THeMIS UGV configured for cargo delivery and casualty evacuation, seen here equipped with two stretchers. Photo: Milrem Robotics

“Lyut” (Fury) robotic mini tank

Lyut is equipped with a PKT 7.62-millimeter machine gun intended to function as a mobile firing platform in support of combat operations or as a “surveillance by fire” system to identify enemy positions. It maximizes the use of off-the-shelf electronic and communication components to minimize costs.

This UGV has a direct line-of-sight communication range of up to 2 kilometers (1.2 miles) or 700 meters (2,296 feet) in locations with natural and man-made obstacles. Its weapon is equipped with targeting cameras and can hit enemies at 800 meters (2,624 feet).

RUSSIAN UGV

Uran-9 Unmanned Ground Combat Vehicle

More a remote-controlled tank, at over 5 meters long, than the smaller agile systems normally considered to be UGVs, the Uran-9 multipurpose unmanned ground combat vehicle was first revealed in September 2016. It works as part of a five vehicle “complex” consisting of four UGVs, a mobile command station, and a transportation tractor.

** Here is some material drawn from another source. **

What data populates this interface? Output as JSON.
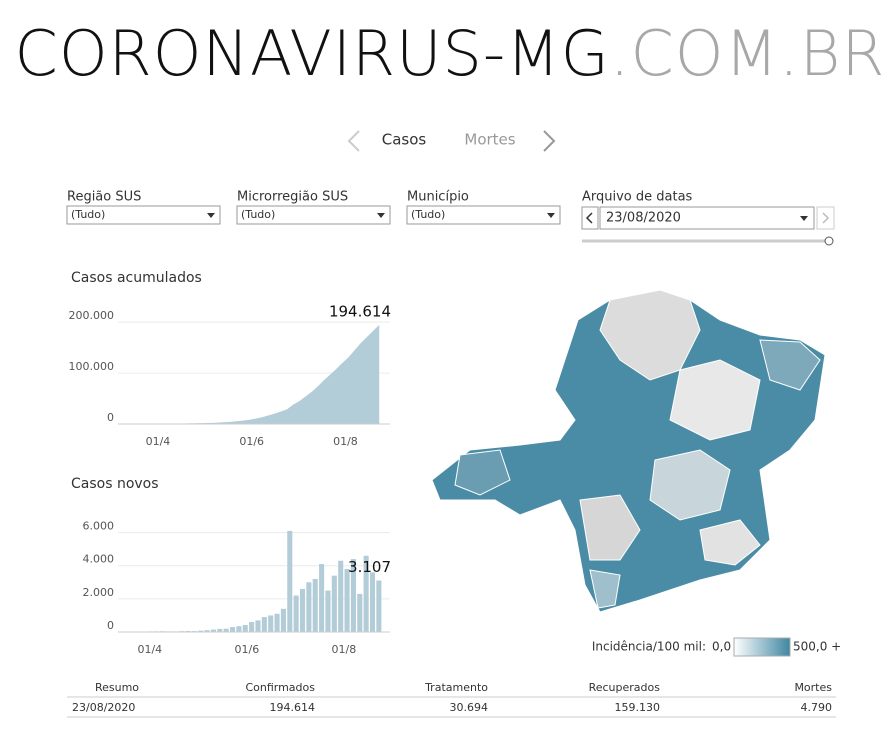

It is armed with four 9M120-1 Ataka anti-tank guided missile launchers, a stabilized 30mm automatic cannon and a PKT/PKTM 7.62mm coaxial machine gun.

“Lyagushka” (Frog) kamikaze UGV

The Lyagushka is designed as a “stealth” drone advertised by the Russian Defense Ministry as “a significant leap in unmanned warfare technology” – although it seems to be a standard example of the concept. It is said to be a silent running, battery powered platform able to carry a 30-kilogram payload at a maximum speed of 20 kph used to “infiltrate enemy lines undetected with stealth and precision.”  It is FPV also controlled supported and adjusted by an unmanned aerial vehicle. The first reported operational deployment was during Russia’s offensive against Avdiivka.

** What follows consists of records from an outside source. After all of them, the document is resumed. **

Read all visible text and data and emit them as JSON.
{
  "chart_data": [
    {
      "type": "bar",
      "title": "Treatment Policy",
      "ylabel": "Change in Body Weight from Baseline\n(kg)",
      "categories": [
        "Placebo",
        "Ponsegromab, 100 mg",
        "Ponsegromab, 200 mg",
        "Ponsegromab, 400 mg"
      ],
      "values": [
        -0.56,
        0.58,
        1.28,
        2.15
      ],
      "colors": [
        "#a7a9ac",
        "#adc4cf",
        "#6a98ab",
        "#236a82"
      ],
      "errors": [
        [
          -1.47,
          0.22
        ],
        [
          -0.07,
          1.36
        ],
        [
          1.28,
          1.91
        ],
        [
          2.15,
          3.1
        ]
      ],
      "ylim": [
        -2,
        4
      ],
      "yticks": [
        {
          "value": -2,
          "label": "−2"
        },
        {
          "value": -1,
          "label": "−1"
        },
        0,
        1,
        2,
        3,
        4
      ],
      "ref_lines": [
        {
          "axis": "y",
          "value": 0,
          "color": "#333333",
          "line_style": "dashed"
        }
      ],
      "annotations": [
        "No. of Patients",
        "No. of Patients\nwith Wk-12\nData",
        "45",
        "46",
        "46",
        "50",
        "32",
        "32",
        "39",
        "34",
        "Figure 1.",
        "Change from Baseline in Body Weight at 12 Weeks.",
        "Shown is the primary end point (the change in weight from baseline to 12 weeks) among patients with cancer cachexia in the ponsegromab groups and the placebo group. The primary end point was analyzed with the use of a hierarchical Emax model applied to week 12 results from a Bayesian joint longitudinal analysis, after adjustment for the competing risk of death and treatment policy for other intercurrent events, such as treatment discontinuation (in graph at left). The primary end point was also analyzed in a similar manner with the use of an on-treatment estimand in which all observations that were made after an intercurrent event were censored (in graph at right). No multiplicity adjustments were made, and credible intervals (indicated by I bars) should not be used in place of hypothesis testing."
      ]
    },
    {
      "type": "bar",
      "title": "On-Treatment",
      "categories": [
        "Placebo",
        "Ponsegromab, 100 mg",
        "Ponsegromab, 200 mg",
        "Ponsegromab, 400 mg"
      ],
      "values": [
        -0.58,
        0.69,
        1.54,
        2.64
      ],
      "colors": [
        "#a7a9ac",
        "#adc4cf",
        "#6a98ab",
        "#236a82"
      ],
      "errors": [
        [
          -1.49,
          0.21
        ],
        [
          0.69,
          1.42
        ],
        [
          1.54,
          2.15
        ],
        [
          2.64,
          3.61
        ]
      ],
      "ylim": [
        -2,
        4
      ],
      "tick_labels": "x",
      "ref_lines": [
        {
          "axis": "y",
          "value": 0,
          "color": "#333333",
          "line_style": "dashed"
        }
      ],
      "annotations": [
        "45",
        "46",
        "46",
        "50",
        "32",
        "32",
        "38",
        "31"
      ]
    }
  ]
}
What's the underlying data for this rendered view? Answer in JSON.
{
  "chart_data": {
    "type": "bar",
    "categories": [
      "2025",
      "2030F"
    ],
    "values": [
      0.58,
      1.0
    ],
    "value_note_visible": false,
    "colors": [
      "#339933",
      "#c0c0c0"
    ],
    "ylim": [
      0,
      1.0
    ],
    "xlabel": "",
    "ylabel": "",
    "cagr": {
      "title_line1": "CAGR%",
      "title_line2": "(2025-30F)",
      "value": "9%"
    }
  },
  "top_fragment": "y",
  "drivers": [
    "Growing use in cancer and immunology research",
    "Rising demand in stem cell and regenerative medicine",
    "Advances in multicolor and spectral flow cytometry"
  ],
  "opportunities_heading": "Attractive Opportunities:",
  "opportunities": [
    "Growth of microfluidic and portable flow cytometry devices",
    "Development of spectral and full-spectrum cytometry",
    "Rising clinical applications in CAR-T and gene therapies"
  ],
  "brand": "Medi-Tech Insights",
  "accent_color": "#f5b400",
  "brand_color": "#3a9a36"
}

“Depesha” and “Buggy” UGVs

These two kamikaze UGV share a common chassis and a common purpose. According to Russian commentators, they are designed to target personnel, military equipment, and, particularly, dragon’s teeth – concrete “pyramid” blocks used to impede tank advances and prevent infantry from gaining ground. The drones are FPV-controlled.

The Depesha is tracked capable of carrying a 150-kilogram payload and the Buggy is the wheeled variation with a carrying capacity of 250 kilograms. Rostec, the state-run defense giant, stated that the drones are currently undergoing “testing, including in Ukraine,” and could in the future assist in the delivery of provisions, ammunition, and fuel, as well as evacuating wounded soldiers.

Test version of the “Buggy” UGV. Photo Russian MoD

The work continues

According to the Army Recognition website as many as 30 different UGVs were undergoing testing many of which were displayed at a defense exhibition in April during which Russian Defense Minister Sergei Shoigu, before he was moved to pastures new,

ordered the immediate mass production of UGVs designed for medical evacuation saying, without irony, “The urgency for this vehicle is paramount. It should be dispatched to the unit within the next few days and commence operations. There is no greater priority than preserving human life.”

Other UGVs shown included the “Marker” kamikaze drone designed to target and neutralize armored vehicles, the “Sosna-N” anti-sniper system that supposedly can detect and disrupt sniper activities with “remarkable accuracy,” the “Cherepakha” wheeled cargo drone, automated demining and UXO clearance systems the “Stalker” and “Scorpion,” and the “Pitbull” and “Partisan” reconnaissance drones.

Examples of Russian UGVs on show at the April exhibition. Photo: Russian MoD

Having seen how Ukraine has successfully organized the development and deployment of UAVs, USVs and now UGVs it is not surprising that Russia’s armed forces are turning their attention to battlefield robots. Ukraine. However, they have a lot of catching up to do and it remains to be seen whether Russia will be able to produce such vehicles in a short enough timeframe to have an impact on the battlefield.